The acclaimed playwright says that as much as he is neither a person of conflict nor drama, his comprehension of the arts has been through a calling embedded in his insight.  Derived from the societal competences in individuals which he submits are characteristic of; Education, Insight, Inspiration, Vision and Intuition. He adds that it is unfortunate that today society only believes only education and forgets that some people don’t need education because they might have any of one of the other four skills but though ill-fated it is that they aren’t professionalised like education.

His perspective on the changing faces of Uganda's theater over the years centres on the birth of creative economists that have replaced playwrights, actors, actresses or cherographers because the former discovered that there is money in the industry unlike before when it was labelled “Musiru ddala ddala”which may loosely means an industry for the illeterate.

He says, “ the temperature in society today is higher than the imaginary stories we can offer. If you’re to do Romeo and Juliet today in Uganda, you’ll never get anything because people are on heat….yet in Norway where people are in self-actualisation period, it works. You can do any imaginary story and they’ll appreciate.
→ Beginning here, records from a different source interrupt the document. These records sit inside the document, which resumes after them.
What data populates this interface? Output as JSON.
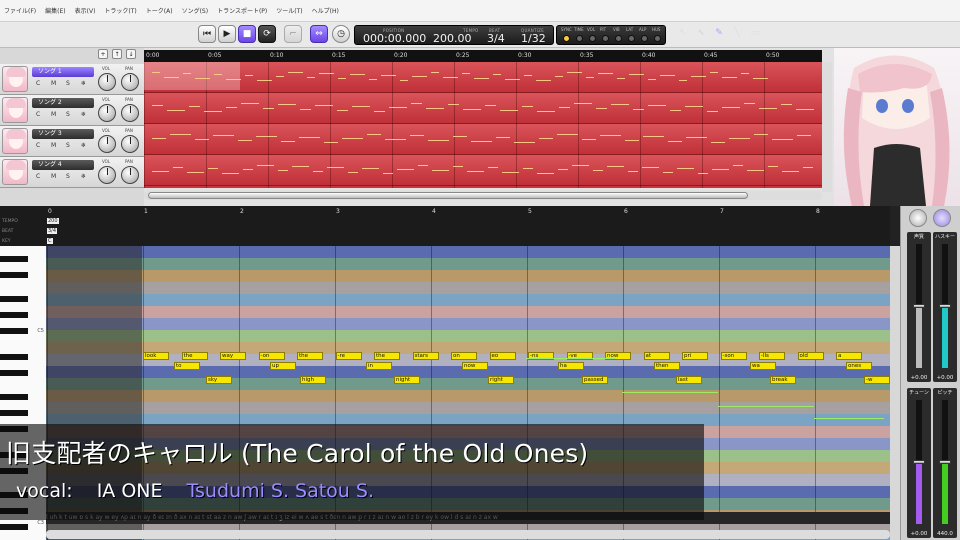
{
  "menu": [
    "ファイル(F)",
    "編集(E)",
    "表示(V)",
    "トラック(T)",
    "トーク(A)",
    "ソング(S)",
    "トランスポート(P)",
    "ツール(T)",
    "ヘルプ(H)"
  ],
  "transport": {
    "labels": {
      "position": "POSITION",
      "tempo": "TEMPO",
      "beat": "BEAT",
      "quantize": "QUANTIZE"
    },
    "position": "000:00.000",
    "tempo": "200.00",
    "beat": "3/4",
    "quantize": "1/32"
  },
  "led_labels": [
    "SYNC",
    "TIME",
    "VOL",
    "PIT",
    "VIB",
    "LAT",
    "ALP",
    "HUS"
  ],
  "tracks": [
    {
      "name": "ソング 1",
      "selected": true,
      "buttons": [
        "C",
        "M",
        "S",
        "❄"
      ],
      "vol_label": "VOL",
      "pan_label": "PAN"
    },
    {
      "name": "ソング 2",
      "selected": false,
      "buttons": [
        "C",
        "M",
        "S",
        "❄"
      ],
      "vol_label": "VOL",
      "pan_label": "PAN"
    },
    {
      "name": "ソング 3",
      "selected": false,
      "buttons": [
        "C",
        "M",
        "S",
        "❄"
      ],
      "vol_label": "VOL",
      "pan_label": "PAN"
    },
    {
      "name": "ソング 4",
      "selected": false,
      "buttons": [
        "C",
        "M",
        "S",
        "❄"
      ],
      "vol_label": "VOL",
      "pan_label": "PAN"
    }
  ],
  "track_ruler": [
    "0:00",
    "0:05",
    "0:10",
    "0:15",
    "0:20",
    "0:25",
    "0:30",
    "0:35",
    "0:40",
    "0:45",
    "0:50"
  ],
  "roll_rows": {
    "tempo": "TEMPO",
    "beat": "BEAT",
    "key": "KEY",
    "tempo_val": "200",
    "beat_val": "3/4",
    "key_val": "C"
  },
  "measures": [
    "0",
    "1",
    "2",
    "3",
    "4",
    "5",
    "6",
    "7",
    "8"
  ],
  "key_labels": {
    "upper": "C5",
    "lower": "C3"
  },
  "notes_top": [
    "look",
    "the",
    "way",
    "-on",
    "the",
    "-re",
    "the",
    "stars",
    "on",
    "eo",
    "-ns",
    "-ve",
    "now",
    "at",
    "pri",
    "-son",
    "-lls",
    "old",
    "a"
  ],
  "notes_mid": [
    "to",
    "up",
    "in",
    "now",
    "ha",
    "then",
    "wa",
    "ones"
  ],
  "notes_low": [
    "sky",
    "high",
    "night",
    "right",
    "passed",
    "last",
    "break",
    "-w"
  ],
  "phonemes": "l uh  k  t  uw ɒ s  k ay   w ey   ʌp  aɪ n ay   ð eɪ   ɪn  ð ax  n aɪ  t   st aa  z  n aw  ʃ aw   r aɪ t  ɪ ʒ iz ei   w ʌ  ae s  t   ðɛn  n aw   p r ɪ z  aɪ n  w ao   l z  b r ey  k   ow   l d  s aɪ n z  ax  w",
  "sliders": [
    {
      "name": "声質",
      "value": "+0.00",
      "level": 0.5,
      "color": "#bbbbbb"
    },
    {
      "name": "ハスキー",
      "value": "+0.00",
      "level": 0.5,
      "color": "#22c7c7"
    },
    {
      "name": "チューン",
      "value": "+0.00",
      "level": 0.5,
      "color": "#a45cf0"
    },
    {
      "name": "ピッチ",
      "value": "440.0",
      "level": 0.5,
      "color": "#44cc22"
    }
  ],
  "overlay": {
    "title": "旧支配者のキャロル (The Carol of the Old Ones)",
    "vocal_label": "vocal:",
    "vocal_name": "IA ONE",
    "credit_name": "Tsudumi S. Satou S."
  },
  "colors": {
    "track_lane": "#c8333c",
    "note": "#f7e600",
    "accent": "#7b5cf0"
  }
}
Here you’ve to work harder in order to be above the temperature of the society and to do that you’ve to bring what I call, the protest theater”.

Alex Mukulu's protest theater is a phenomenon which he believes this generation must adopt to disprove the pornography and obscenity on television, “we’ve to rebuttal everything with stronger values…it takes time to prepare something substantial, tangible, relevant, rational to last….and respected not just popularity…”.

While many factors have been disablers towards the declining numbers of theater goers today to which the comedy era takes part; Mukulu strikes at comedy as a degeneration for lazy people, “who can’t rehearse, who can’t work, who have nothing to say. They read the newspaper and get what to say from there. If the newspapers don’t come out, those people won’t have anything to say...but where will they work after…all creative economists…”.  

For a man who says that he became a victim of his own talent to which he couldn’t control; Mukulu's projections on society's reflections like politics in drama is  that theater is a changer of society to which people go and must come out stronger, more powerful, uncowardly and those that can’t portray politics are just cowards for strong people do tragedies.